The camp was one of several week-long courses that were held during the summer months to help gifted and talented students to learn and explore different career options in today’s world. The forensics camp hosted in the Heep Center was to help ninth through twelfth graders to learn more about forensic science.
The program encourages students to be highly motivated to learn, think and solve problems and have a strong interest in attending college or professional school in the future. During the week-long camp, the students got the chance to learn about forensics through lectures and demonstrations and hands-on activities with the volunteer teachers.
Some of the topics the students learned included using DNA for forensics, forensic anthropology, learning how to analyze handwritten documents, as well as bloodspatter pattern analysis.

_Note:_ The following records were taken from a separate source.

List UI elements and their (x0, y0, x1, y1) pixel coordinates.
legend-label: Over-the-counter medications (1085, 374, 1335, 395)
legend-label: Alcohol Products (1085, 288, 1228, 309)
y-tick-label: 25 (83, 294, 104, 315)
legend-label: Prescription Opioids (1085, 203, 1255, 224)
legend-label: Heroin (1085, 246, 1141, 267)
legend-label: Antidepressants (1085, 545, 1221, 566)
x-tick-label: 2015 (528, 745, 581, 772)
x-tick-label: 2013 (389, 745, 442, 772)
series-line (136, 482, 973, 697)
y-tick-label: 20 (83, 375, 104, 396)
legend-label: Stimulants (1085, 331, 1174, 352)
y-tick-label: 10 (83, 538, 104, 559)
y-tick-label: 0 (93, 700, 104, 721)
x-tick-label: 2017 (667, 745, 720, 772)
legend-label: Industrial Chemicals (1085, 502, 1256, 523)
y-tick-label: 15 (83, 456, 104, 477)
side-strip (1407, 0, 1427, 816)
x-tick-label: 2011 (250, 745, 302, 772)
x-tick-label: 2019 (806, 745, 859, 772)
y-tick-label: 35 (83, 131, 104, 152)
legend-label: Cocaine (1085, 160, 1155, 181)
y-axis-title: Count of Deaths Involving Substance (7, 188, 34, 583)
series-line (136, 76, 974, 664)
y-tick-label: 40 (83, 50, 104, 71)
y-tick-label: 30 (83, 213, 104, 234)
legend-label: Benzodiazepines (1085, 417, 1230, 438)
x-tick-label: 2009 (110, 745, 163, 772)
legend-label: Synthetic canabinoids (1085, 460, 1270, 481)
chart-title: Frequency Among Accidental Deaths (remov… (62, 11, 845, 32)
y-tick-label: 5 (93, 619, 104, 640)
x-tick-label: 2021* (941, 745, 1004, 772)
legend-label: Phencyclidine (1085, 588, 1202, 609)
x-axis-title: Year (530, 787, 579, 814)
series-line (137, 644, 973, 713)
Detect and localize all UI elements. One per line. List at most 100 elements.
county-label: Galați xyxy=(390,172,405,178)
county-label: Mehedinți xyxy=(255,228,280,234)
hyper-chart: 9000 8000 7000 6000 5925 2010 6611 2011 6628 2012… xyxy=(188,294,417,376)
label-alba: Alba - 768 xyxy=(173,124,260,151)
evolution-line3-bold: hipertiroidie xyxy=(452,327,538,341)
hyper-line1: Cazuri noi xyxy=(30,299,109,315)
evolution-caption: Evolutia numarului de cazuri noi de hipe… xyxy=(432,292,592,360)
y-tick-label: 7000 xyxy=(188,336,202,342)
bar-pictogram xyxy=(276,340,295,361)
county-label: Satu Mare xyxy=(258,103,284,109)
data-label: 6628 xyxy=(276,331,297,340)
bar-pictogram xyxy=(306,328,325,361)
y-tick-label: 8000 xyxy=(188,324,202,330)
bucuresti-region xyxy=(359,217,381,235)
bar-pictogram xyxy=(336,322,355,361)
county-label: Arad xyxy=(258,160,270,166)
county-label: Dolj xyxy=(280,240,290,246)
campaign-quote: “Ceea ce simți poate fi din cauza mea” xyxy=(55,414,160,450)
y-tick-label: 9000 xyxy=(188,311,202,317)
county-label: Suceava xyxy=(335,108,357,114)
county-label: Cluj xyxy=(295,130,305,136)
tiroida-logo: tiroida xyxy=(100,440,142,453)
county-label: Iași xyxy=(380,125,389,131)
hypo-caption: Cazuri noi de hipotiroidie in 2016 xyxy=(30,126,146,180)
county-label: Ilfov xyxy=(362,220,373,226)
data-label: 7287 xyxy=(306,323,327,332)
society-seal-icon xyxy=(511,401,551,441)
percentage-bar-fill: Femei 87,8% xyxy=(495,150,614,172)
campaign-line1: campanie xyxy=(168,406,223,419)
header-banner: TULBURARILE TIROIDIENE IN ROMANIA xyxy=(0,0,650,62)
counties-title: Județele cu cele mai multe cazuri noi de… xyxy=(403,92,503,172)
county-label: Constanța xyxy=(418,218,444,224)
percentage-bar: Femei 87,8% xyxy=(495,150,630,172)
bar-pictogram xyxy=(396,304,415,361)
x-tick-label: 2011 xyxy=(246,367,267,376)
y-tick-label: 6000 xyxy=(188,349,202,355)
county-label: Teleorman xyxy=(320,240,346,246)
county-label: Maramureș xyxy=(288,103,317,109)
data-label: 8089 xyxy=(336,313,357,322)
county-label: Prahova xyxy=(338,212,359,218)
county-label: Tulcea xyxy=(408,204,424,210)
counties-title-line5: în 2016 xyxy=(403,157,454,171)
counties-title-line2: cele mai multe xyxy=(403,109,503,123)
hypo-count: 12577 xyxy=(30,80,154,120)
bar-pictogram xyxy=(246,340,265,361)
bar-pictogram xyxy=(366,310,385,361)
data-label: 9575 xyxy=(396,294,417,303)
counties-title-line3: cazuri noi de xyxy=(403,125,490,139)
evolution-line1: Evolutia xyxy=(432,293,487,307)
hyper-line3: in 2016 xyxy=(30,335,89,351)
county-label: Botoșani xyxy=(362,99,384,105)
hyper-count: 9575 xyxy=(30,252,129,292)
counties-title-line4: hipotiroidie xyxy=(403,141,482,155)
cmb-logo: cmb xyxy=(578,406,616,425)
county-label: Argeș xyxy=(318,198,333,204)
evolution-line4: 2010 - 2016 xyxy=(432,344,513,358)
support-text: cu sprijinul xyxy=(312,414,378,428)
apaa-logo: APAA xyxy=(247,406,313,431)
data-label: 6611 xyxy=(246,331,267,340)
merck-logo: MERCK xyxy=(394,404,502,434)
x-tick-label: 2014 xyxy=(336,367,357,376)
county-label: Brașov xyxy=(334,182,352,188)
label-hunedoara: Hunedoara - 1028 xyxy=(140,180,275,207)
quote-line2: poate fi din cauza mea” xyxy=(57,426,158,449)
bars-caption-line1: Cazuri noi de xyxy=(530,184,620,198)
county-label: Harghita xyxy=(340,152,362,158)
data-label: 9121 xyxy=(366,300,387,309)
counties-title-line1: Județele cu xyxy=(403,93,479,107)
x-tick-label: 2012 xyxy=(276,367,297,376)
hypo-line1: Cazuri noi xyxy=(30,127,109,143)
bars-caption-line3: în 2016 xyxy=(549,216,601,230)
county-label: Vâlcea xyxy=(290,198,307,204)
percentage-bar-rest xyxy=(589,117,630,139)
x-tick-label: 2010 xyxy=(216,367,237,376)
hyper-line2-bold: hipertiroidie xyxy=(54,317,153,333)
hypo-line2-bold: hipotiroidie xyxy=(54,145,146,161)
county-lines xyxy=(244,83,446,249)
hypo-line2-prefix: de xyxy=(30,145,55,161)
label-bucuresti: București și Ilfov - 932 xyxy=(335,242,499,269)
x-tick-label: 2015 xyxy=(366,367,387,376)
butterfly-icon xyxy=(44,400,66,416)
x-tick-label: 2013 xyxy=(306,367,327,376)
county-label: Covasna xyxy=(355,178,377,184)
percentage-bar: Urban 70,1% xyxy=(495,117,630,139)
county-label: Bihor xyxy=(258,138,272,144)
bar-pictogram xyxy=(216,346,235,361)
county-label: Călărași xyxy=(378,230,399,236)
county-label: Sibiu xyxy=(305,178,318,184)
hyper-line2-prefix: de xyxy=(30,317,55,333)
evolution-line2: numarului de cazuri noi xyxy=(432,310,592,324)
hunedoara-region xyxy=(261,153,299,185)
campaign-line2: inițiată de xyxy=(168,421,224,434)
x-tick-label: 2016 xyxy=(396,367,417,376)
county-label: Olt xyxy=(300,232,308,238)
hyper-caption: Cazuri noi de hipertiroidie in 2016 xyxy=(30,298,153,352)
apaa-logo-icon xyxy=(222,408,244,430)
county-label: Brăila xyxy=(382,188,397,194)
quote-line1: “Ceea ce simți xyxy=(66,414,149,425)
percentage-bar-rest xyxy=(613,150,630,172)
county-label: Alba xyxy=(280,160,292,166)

The students learned different techniques during the hands-on activities including making and analyzing fingerprints, studying bloodspatter patterns and DNA extraction techniques.
During the final day, the students got the chance to search a mock crime scene using what they had learned throughout the week to solve the case they were assigned. They then had to present their findings during the afternoon portion of the session.
YAP camp coordinator Dr. Adrienne Brundage said the newest parts of the camp included tire and footprint analysis, and another activity dealing with angles in bloodspatter.
“Every year I try and do different things for the students,” she said.
Brundage also said that the kids were very attentive and loved learning about forensics and also said that the camp is a great recruitment tool for the program.
“I’ve got a good mix of kids this year,” she said. “There are a few that have taken the class several times already, and they are coming back one last time before applying to college.
“These students are looking at applying to the TAMU forensics program, so this is a great opportunity for outreach and recruitment. We have a lot of students who are also looking ahead to college even though they are sophomores, so it’s really wonderful to teach them this early.”
Ph.D. student Zanthé Kotzé loved volunteering and said that the camp was a great way to get the students interested in STEM fields and forensics.
“It was a very different experience dealing with high school students rather than college students, and seeing how they process facts and information without any college-level forensics background,” she said. “I loved setting up the activities for the students, and appreciated the freedom from Dr. Brundage to set up the practical demonstrations in my own way. The activities were fun for the students and unusual, and not something they would do every day.”